The People of God: A “Wonderful Fantasy Land?”

April 11, 2008

In last Friday’s Wall Street Journal, Donna Freitas revealed some of the startling survey results from her new book, “Sex and the Soul: Juggling Sexuality, Spirituality, Romance & Religion on America’s College Campuses.” Her findings should stir up at least three responses in the church: we should grieve, hope, and work.

First, we should grieve. The survey Ms. Freitas conducted of over 2,500 college students (from Catholic and nonreligious private and public schools) gives a deeply discouraging portrait of the current “hookup” culture on campus. This trend of engaging in sexually intimate activity outside a committed relationship has become so pervasive that Freitas reports, “Not a single person at these schools said that their peers valued saving sex for marriage, and only 7% said that they felt that their friends wanted to reserve sex for committed, loving relationships.” The author pinpoints these attitudes as being so strong in the campus ethos that she warns parents, “you may have done an excellent job raising your kids with good morals, strong boundaries and high expectations when it comes to romance and sex, but it would take an 18-year-old of superhuman strength to stand up to the pressures of most college environments.”

Despite this ubiquitous immorality on secular campuses, there is great cause for hope.
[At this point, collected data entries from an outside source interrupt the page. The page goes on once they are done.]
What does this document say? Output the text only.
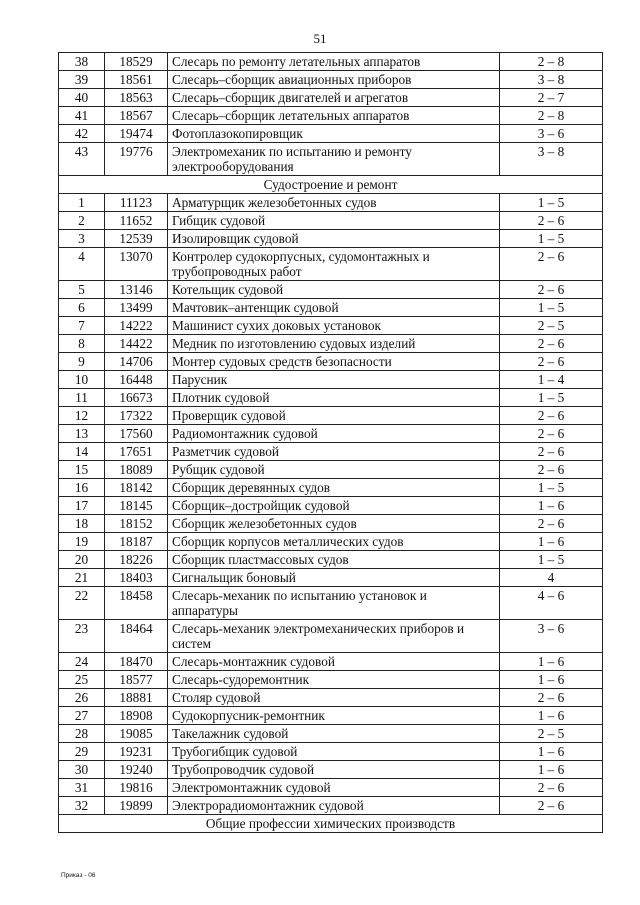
51
38	18529	Слесарь по ремонту летательных аппаратов	2 – 8
39	18561	Слесарь–сборщик авиационных приборов	3 – 8
40	18563	Слесарь–сборщик двигателей и агрегатов	2 – 7
41	18567	Слесарь–сборщик летательных аппаратов	2 – 8
42	19474	Фотоплазокопировщик	3 – 6
43	19776	Электромеханик по испытанию и ремонту электрооборудования	3 – 8
Судостроение и ремонт			
1	11123	Арматурщик железобетонных судов	1 – 5
2	11652	Гибщик судовой	2 – 6
3	12539	Изолировщик судовой	1 – 5
4	13070	Контролер судокорпусных, судомонтажных и трубопроводных работ	2 – 6
5	13146	Котельщик судовой	2 – 6
6	13499	Мачтовик–антенщик судовой	1 – 5
7	14222	Машинист сухих доковых установок	2 – 5
8	14422	Медник по изготовлению судовых изделий	2 – 6
9	14706	Монтер судовых средств безопасности	2 – 6
10	16448	Парусник	1 – 4
11	16673	Плотник судовой	1 – 5
12	17322	Проверщик судовой	2 – 6
13	17560	Радиомонтажник судовой	2 – 6
14	17651	Разметчик судовой	2 – 6
15	18089	Рубщик судовой	2 – 6
16	18142	Сборщик деревянных судов	1 – 5
17	18145	Сборщик–достройщик судовой	1 – 6
18	18152	Сборщик железобетонных судов	2 – 6
19	18187	Сборщик корпусов металлических судов	1 – 6
20	18226	Сборщик пластмассовых судов	1 – 5
21	18403	Сигнальщик боновый	4
22	18458	Слесарь-механик по испытанию установок и аппаратуры	4 – 6
23	18464	Слесарь-механик электромеханических приборов и систем	3 – 6
24	18470	Слесарь-монтажник судовой	1 – 6
25	18577	Слесарь-судоремонтник	1 – 6
26	18881	Столяр судовой	2 – 6
27	18908	Судокорпусник-ремонтник	1 – 6
28	19085	Такелажник судовой	2 – 5
29	19231	Трубогибщик судовой	1 – 6
30	19240	Трубопроводчик судовой	1 – 6
31	19816	Электромонтажник судовой	2 – 6
32	19899	Электрорадиомонтажник судовой	2 – 6
Общие профессии химических производств			
Приказ - 06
Students may be pleasure-hunting, but they are not happy. Freitas writes, “41% [of students surveyed] are profoundly upset about their behavior. The 22% of respondents who chose to describe a hook-up experience (the question was optional) used words like ‘dirty,’ ‘used,’ ‘regretful,’ ‘empty,’ ‘miserable,’ ‘disgusted,’ ‘ashamed,’ ‘duped’ and ‘abused’ in their answers.”
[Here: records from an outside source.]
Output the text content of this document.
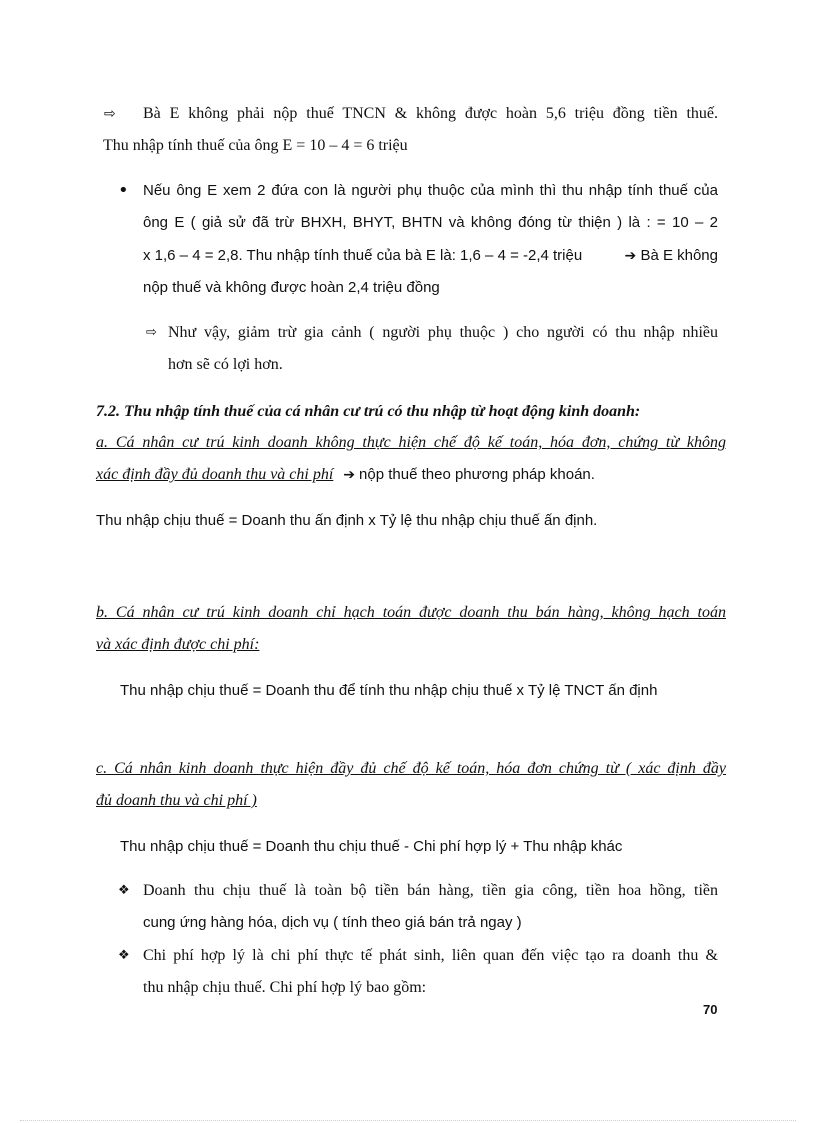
⇨ Bà E không phải nộp thuế TNCN & không được hoàn 5,6 triệu đồng tiền thuế.
Thu nhập tính thuế của ông E = 10 – 4 = 6 triệu
• Nếu ông E xem 2 đứa con là người phụ thuộc của mình thì thu nhập tính thuế của
ông E ( giả sử đã trừ BHXH, BHYT, BHTN và không đóng từ thiện ) là : = 10 – 2
x 1,6 – 4 = 2,8. Thu nhập tính thuế của bà E là: 1,6 – 4 = -2,4 triệu	➔ Bà E không
nộp thuế và không được hoàn 2,4 triệu đồng
⇨ Như vậy, giảm trừ gia cảnh ( người phụ thuộc ) cho người có thu nhập nhiều
hơn sẽ có lợi hơn.
7.2. Thu nhập tính thuế của cá nhân cư trú có thu nhập từ hoạt động kinh doanh:
a. Cá nhân cư trú kinh doanh không thực hiện chế độ kế toán, hóa đơn, chứng từ không
xác định đầy đủ doanh thu và chi phí ➔ nộp thuế theo phương pháp khoán.
Thu nhập chịu thuế = Doanh thu ấn định x Tỷ lệ thu nhập chịu thuế ấn định.
b. Cá nhân cư trú kinh doanh chỉ hạch toán được doanh thu bán hàng, không hạch toán
và xác định được chi phí:
Thu nhập chịu thuế = Doanh thu để tính thu nhập chịu thuế x Tỷ lệ TNCT ấn định
c. Cá nhân kinh doanh thực hiện đầy đủ chế độ kế toán, hóa đơn chứng từ ( xác định đầy
đủ doanh thu và chi phí )
Thu nhập chịu thuế = Doanh thu chịu thuế - Chi phí hợp lý + Thu nhập khác
❖ Doanh thu chịu thuế là toàn bộ tiền bán hàng, tiền gia công, tiền hoa hồng, tiền
cung ứng hàng hóa, dịch vụ ( tính theo giá bán trả ngay )
❖ Chi phí hợp lý là chi phí thực tế phát sinh, liên quan đến việc tạo ra doanh thu &
thu nhập chịu thuế. Chi phí hợp lý bao gồm:
70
Not only did students convey regret for their promiscuity, they were also drawn to the ideal of relationships with strong sexual boundaries. While teaching a class at Boston University in which a number of prominent evangelical books on sex and dating were read (including Josh Harris’ “I Kissed Dating Goodbye”), Freitas was surprised to find that her students “were fascinated by [the] descriptions of modesty as a virtue, especially within the context of faith.” Furthermore, “They seemed shocked that somewhere in America there are entire communities of people their age who really do
‘save themselves’ until marriage, who engage in old-fashioned dating with flowers and dinner and maybe a kiss goodnight. They reacted as if these authors describe a wonderful fantasy land.”

If the church is to show these students that such a “wonderful fantasy land” does exist, we have work to do. As married couples and singles, we must evaluate our relationships and ask whether we are pursuing intimacy and purity in a way that would make God’s standards for sexuality look attractive. Furthermore, if the biggest problem on the campus is a culture of sexual license, are we creating a counter-culture where sexual joy is exalted, both by married couples who pursue it and those unmarried who respectfully abstain from it?

God has left the church on earth as an outpost of his eternal people amongst those who reject him and his ways. May he purify our relationships so that we might offer a taste of the “wonderful fantasy land” that exists when God’s people live under his rule and blessing.